Secara fisik keluarga mereka masih utuh tetapi tidak ada spirit yang membuatnya merasa memiliki sebuah keluarga. Pada titik ini ia berpikir apa makna sebuah keluarga? Baginya yang terpenting sebuah keluarga harus ada saling memiliki. Ada komunikasi intensif dan pastinya harus ada koneksi jiwa antara satu dengan yang lain.
Kedua kisah di atas mungkin sudah banyak divisualkan menjadi film atau sinetron dan mungkin pernah kita alami atau kita saksikan di lingkungan sekitar. Bagi saya, mungkin kita semua sepakat, keluarga tidak hanya sebuah nama atau definisi sekelompok orang yang sedarah dan tinggal bersama dalam sebuah rumah. Keluarga merupakan pranata terkecil yang menopang eksistensi masyarakat, bahkan negara. Idealnya seperti itu tetapi saya ingin melihatnya secara sederhana.

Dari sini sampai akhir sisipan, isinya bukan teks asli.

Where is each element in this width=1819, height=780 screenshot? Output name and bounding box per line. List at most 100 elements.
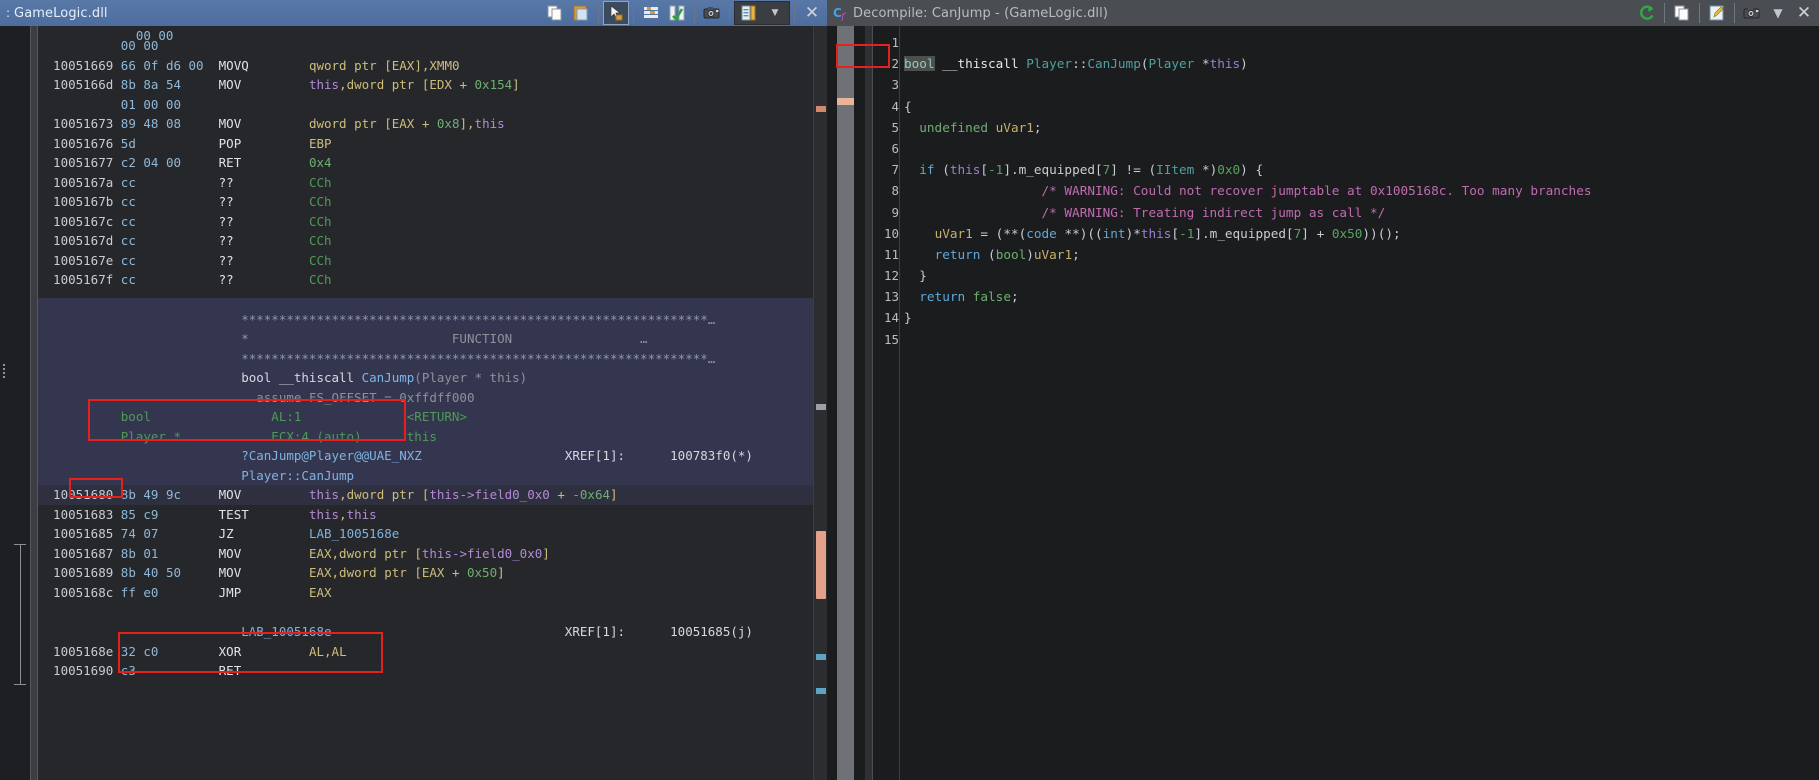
listing-row[interactable]: 1005166d 8b 8a 54 MOV this,dword ptr [ED… [38, 75, 813, 95]
ghidra-workspace: : GameLogic.dll ▼ ✕ 00 00 00 00 10051669… [0, 0, 1819, 780]
row-bytes: 66 0f d6 00 [120, 57, 219, 73]
listing-title: GameLogic.dll [14, 5, 108, 21]
listing-scrollbar[interactable] [813, 26, 827, 780]
svg-text:f: f [840, 12, 847, 21]
mangled-name: ?CanJump@Player@@UAE_NXZ [38, 448, 565, 463]
row-bytes: cc [120, 252, 219, 268]
decompiler-code-line[interactable] [904, 138, 1819, 159]
decompiler-line-number: 3 [891, 77, 899, 93]
decompiler-code-line[interactable]: undefined uVar1; [904, 117, 1819, 138]
panel-drag-handle[interactable] [0, 358, 8, 384]
notes-ruler-icon[interactable] [736, 1, 762, 25]
row-operand: ] [497, 565, 505, 580]
decompiler-code-line[interactable]: bool __thiscall Player::CanJump(Player *… [904, 53, 1819, 74]
decompiler-overview-gutter[interactable] [827, 26, 865, 780]
listing-row[interactable]: 10051676 5d POP EBP [38, 134, 813, 154]
label-definition-row[interactable]: LAB_1005168e XREF[1]: 10051685(j) [38, 622, 813, 642]
camera-icon[interactable] [1739, 1, 1765, 25]
toolbar-divider [598, 3, 599, 23]
decompiler-token: * [1194, 56, 1210, 72]
decompiler-code-line[interactable]: } [904, 307, 1819, 328]
function-variable-row[interactable]: Player * ECX:4 (auto) this [38, 427, 813, 447]
decompiler-overview-slider[interactable] [837, 26, 854, 780]
listing-row[interactable]: 1005167f cc ?? CCh [38, 270, 813, 290]
mangled-symbol-row[interactable]: ?CanJump@Player@@UAE_NXZ XREF[1]: 100783… [38, 446, 813, 466]
listing-row[interactable]: 1005168e 32 c0 XOR AL,AL [38, 642, 813, 662]
function-signature-row[interactable]: bool __thiscall CanJump(Player * this) [38, 368, 813, 388]
listing-row[interactable]: 10051689 8b 40 50 MOV EAX,dword ptr [EAX… [38, 563, 813, 583]
listing-blank-row [38, 290, 813, 298]
decompiler-code-line[interactable]: { [904, 96, 1819, 117]
copy-icon[interactable] [542, 1, 568, 25]
listing-row[interactable]: 1005167e cc ?? CCh [38, 251, 813, 271]
select-cursor-icon[interactable] [603, 1, 629, 25]
row-operand: ] [542, 545, 550, 561]
listing-row[interactable]: 10051687 8b 01 MOV EAX,dword ptr [this->… [38, 544, 813, 564]
listing-row[interactable]: 1005167c cc ?? CCh [38, 212, 813, 232]
row-address: 10051680 [38, 487, 121, 502]
decompiler-code-line[interactable]: uVar1 = (**(code **)((int)*this[-1].m_eq… [904, 223, 1819, 244]
row-mnemonic: RET [218, 155, 309, 170]
toggle-fields-icon[interactable] [638, 1, 664, 25]
row-mnemonic: MOV [218, 77, 309, 92]
decompiler-code-line[interactable]: } [904, 265, 1819, 286]
copy-icon[interactable] [1669, 1, 1695, 25]
row-mnemonic: ?? [218, 272, 309, 287]
chevron-down-icon[interactable]: ▼ [762, 1, 788, 25]
decompiler-code-line[interactable]: if (this[-1].m_equipped[7] != (IItem *)0… [904, 159, 1819, 180]
listing-row-bytes-continuation[interactable]: 01 00 00 [38, 95, 813, 115]
decompiler-token [904, 120, 919, 135]
decompiler-code-line[interactable]: return (bool)uVar1; [904, 244, 1819, 265]
paste-icon[interactable] [568, 1, 594, 25]
listing-row[interactable]: 10051669 66 0f d6 00 MOVQ qword ptr [EAX… [38, 56, 813, 76]
listing-row[interactable]: 10051677 c2 04 00 RET 0x4 [38, 153, 813, 173]
listing-row[interactable]: 1005167a cc ?? CCh [38, 173, 813, 193]
listing-row-bytes-continuation[interactable]: 00 00 [38, 36, 813, 56]
row-address: 1005167b [38, 194, 121, 209]
decompiler-line-number: 10 [883, 225, 899, 241]
listing-scroll-marker-2 [816, 404, 826, 410]
listing-row[interactable]: 10051680 8b 49 9c MOV this,dword ptr [th… [38, 485, 813, 505]
listing-scroll-thumb[interactable] [816, 531, 826, 599]
decompiler-token: -1 [988, 162, 1004, 178]
banner-label-row: * FUNCTION … [38, 329, 813, 349]
decompiler-titlebar[interactable]: C f Decompile: CanJump - (GameLogic.dll) [827, 0, 1819, 26]
listing-titlebar[interactable]: : GameLogic.dll ▼ ✕ [0, 0, 827, 26]
function-variable-row[interactable]: bool AL:1 <RETURN> [38, 407, 813, 427]
listing-blank-row-2 [38, 602, 813, 622]
listing-row[interactable]: 1005167d cc ?? CCh [38, 231, 813, 251]
listing-row[interactable]: 10051690 c3 RET [38, 661, 813, 681]
decompiler-token: [ [1171, 225, 1180, 241]
refresh-icon[interactable] [1634, 1, 1660, 25]
decompiler-token: uVar1 [934, 225, 973, 241]
function-banner-block[interactable]: ****************************************… [38, 297, 813, 485]
decompiler-code-area[interactable]: bool __thiscall Player::CanJump(Player *… [899, 26, 1819, 780]
camera-icon[interactable] [699, 1, 725, 25]
diff-compare-icon[interactable] [664, 1, 690, 25]
row-operand: this [308, 506, 340, 522]
listing-row[interactable]: 10051673 89 48 08 MOV dword ptr [EAX + 0… [38, 114, 813, 134]
listing-row[interactable]: 10051685 74 07 JZ LAB_1005168e [38, 524, 813, 544]
listing-row[interactable]: 1005168c ff e0 JMP EAX [38, 583, 813, 603]
listing-row[interactable]: 10051683 85 c9 TEST this,this [38, 505, 813, 525]
row-bytes: c3 [120, 663, 219, 678]
selected-return-type[interactable]: bool [904, 56, 935, 72]
decompiler-code-line[interactable]: /* WARNING: Treating indirect jump as ca… [904, 202, 1819, 223]
close-icon[interactable]: ✕ [1791, 1, 1817, 25]
edit-pencil-icon[interactable] [1704, 1, 1730, 25]
row-bytes: 5d [120, 135, 219, 151]
chevron-down-icon[interactable]: ▼ [1765, 1, 1791, 25]
decompiler-code-line[interactable] [904, 329, 1819, 350]
decompiler-code-line[interactable] [904, 32, 1819, 53]
close-icon[interactable]: ✕ [799, 1, 825, 25]
decompiler-code-line[interactable] [904, 74, 1819, 95]
decompiler-code-line[interactable]: /* WARNING: Could not recover jumptable … [904, 180, 1819, 201]
listing-flow-gutter [0, 26, 30, 780]
row-bytes: 32 c0 [120, 643, 219, 659]
row-operand: this [346, 506, 377, 522]
listing-code-area[interactable]: 00 00 00 00 10051669 66 0f d6 00 MOVQ qw… [38, 26, 813, 780]
row-mnemonic: ?? [218, 194, 309, 209]
decompiler-line-number: 11 [883, 246, 899, 262]
listing-row[interactable]: 1005167b cc ?? CCh [38, 192, 813, 212]
decompiler-code-line[interactable]: return false; [904, 286, 1819, 307]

Keluarga seharusnya memiliki nilai bagi setiap anggotanya. Nilai-nilai tersebutlah yang memberikan makna akan arti sebuah keluarga. Nilai kenyamanan atau aman seharusnya dirasakan oleh seorang anak karena kasih sayang yang diberikan oleh orang tuanya. Orang tua pun seharusnya merasa dihargai atau dihormati oleh anak yang telah dibesarkan. Juga nilai-nilai lain yang bersifat resiprok atau timbal balik antar anggota keluarga. Setiap anggota keluarga seharusnya saling memberi dan menerima. Seorang anggota keluarga seharusnya memberikan makna akan eksistensinya bagi anggota keluarga yang lain. Jadi keluarga bukan sebuah entitas hampa yang tidak memiliki nilai sama sekali. Hal ini yang seharusnya di tanamkan sejak dini ketika sebuah keluarga terbentuk.
Makna keluarga yang saya persepsikan ini mungkin sangat subjektif, tapi sungguh menyenangkan jika sebuah keluarga terbentuk dan berkembang seirama nilai-nilai yang memberikan makna bagi setiap anggotanya. Itulah intinya. Makna ini bisa menembus ruang dan waktu. Maka lumrah jika anak kecil yang sebatang kara hidup di jalanan itu tetap merasa memiliki keluarga karena ada nilai yang diperoleh dari teman-temannya. Dengan demikian maka niscaya tidak ada lagi yang merasa kesepian di rumahnya sendiri.